Kinematics of a Pendulum with Two Different Masses

[Kokobird321]

Summary:: Classical problem about a pendulum!

The problem itself:

My FBD:

I want to solve the problem with vectors, I think that you can use energy principle somehow. If we define the vector $\vec{O}_B=\begin{bmatrix}0\\ -1\end{bmatrix}$ and define a rotational matrix where

$$R=\begin{bmatrix}cos\varphi & -\sin\varphi\\ \sin\varphi & \cos\varphi\end{bmatrix}$$

just to rotate the vector $O_B$ 30 degrees counterclockwise, but I will need to know its velocity $\dot{\theta}$ when $\theta=30^{\circ}$ somehow. Not sure how to proceed though.

 

[kuruman]

I think mechanical energy conservation is the way to go. Start with total mechanical energy equal to zero and then sort out the various kinetic and potential energies when the angle is 30^o.

 

[Kokobird321]

It becomes very trivial, I wanted a different approach

 

[kuruman]

It becomes very trivial, I wanted a different approach

Lagrangian formulation? I am not sure whether the equations of motion are solvable analytically.

 

[Kokobird321]

Sure why not!
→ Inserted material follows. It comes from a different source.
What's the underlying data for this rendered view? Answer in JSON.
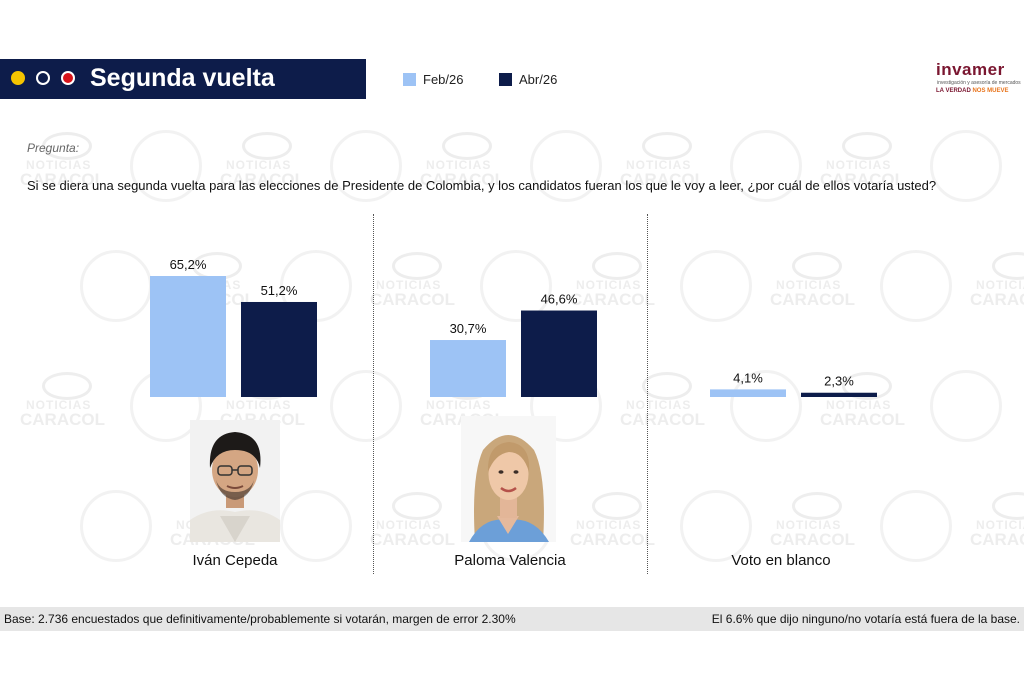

For the lagrangian I get

$$\mathcal{L}=T-V=\frac{1}{2}m(L\dot{\theta})^2+\frac{1}{2}M(L\dot{\theta})^2+\frac{1}{2}k_T\theta^2-(Mgh-mgH)$$

so

$$\mathcal{L}=T-V=\frac{1}{2}m(L\dot{\theta})^2+\frac{1}{2}M(L\dot{\theta})^2+\frac{1}{2}k_T\theta^2-Mg\left[\sqrt{2}L-2Lsin\left(\frac{90-\theta}{2}\right)\right]+mg\left[L-L\cos\theta\right]$$

$$\frac{\partial\mathcal{L}}{\partial\theta}=k_T\theta-MgL\frac{1}{2}\cos\left(45-\frac{\theta}{2}\right)+mgL\sin\theta$$

and

$$\frac{\partial\mathcal{L}}{\partial \dot{\theta}}=mL^2\dot{\theta}+ML^2\dot{\theta}\Longrightarrow\frac{d}{dt}\left(\frac{\partial\mathcal{L}}{\partial\dot{\theta}}\right)=mL^2\ddot{\theta}+ML^2\ddot{\theta}=\ddot{\theta}(mL^2+ML^2).$$

Euler-Lagrange gives

$$\frac{d}{dt}\left(\frac{\partial\mathcal{L}}{\partial\dot{\theta}}\right)=\frac{\partial\mathcal{L}}{\partial\theta}\iff \ddot{\theta}(mL^2+ML^2)=k_T\theta-MgL\frac{1}{2}\cos\left(45-\frac{\theta}{2}\right)+mgL\sin\theta$$

$$\ddot{\theta}=\frac{1}{mL^2+ML^2}\left[k_T\theta-MgL\frac{1}{2}\cos\left(45-\frac{\theta}{2}\right)+mgL\sin\theta\right]$$

How do I proceed from here?

 

[kuruman]

What are your generalized coordinates? What are the constraints?

The term $\dfrac{1}{2}ML^2\dot \theta^2$ doesn't look right to me for the kinetic energy of the vertically hanging mass.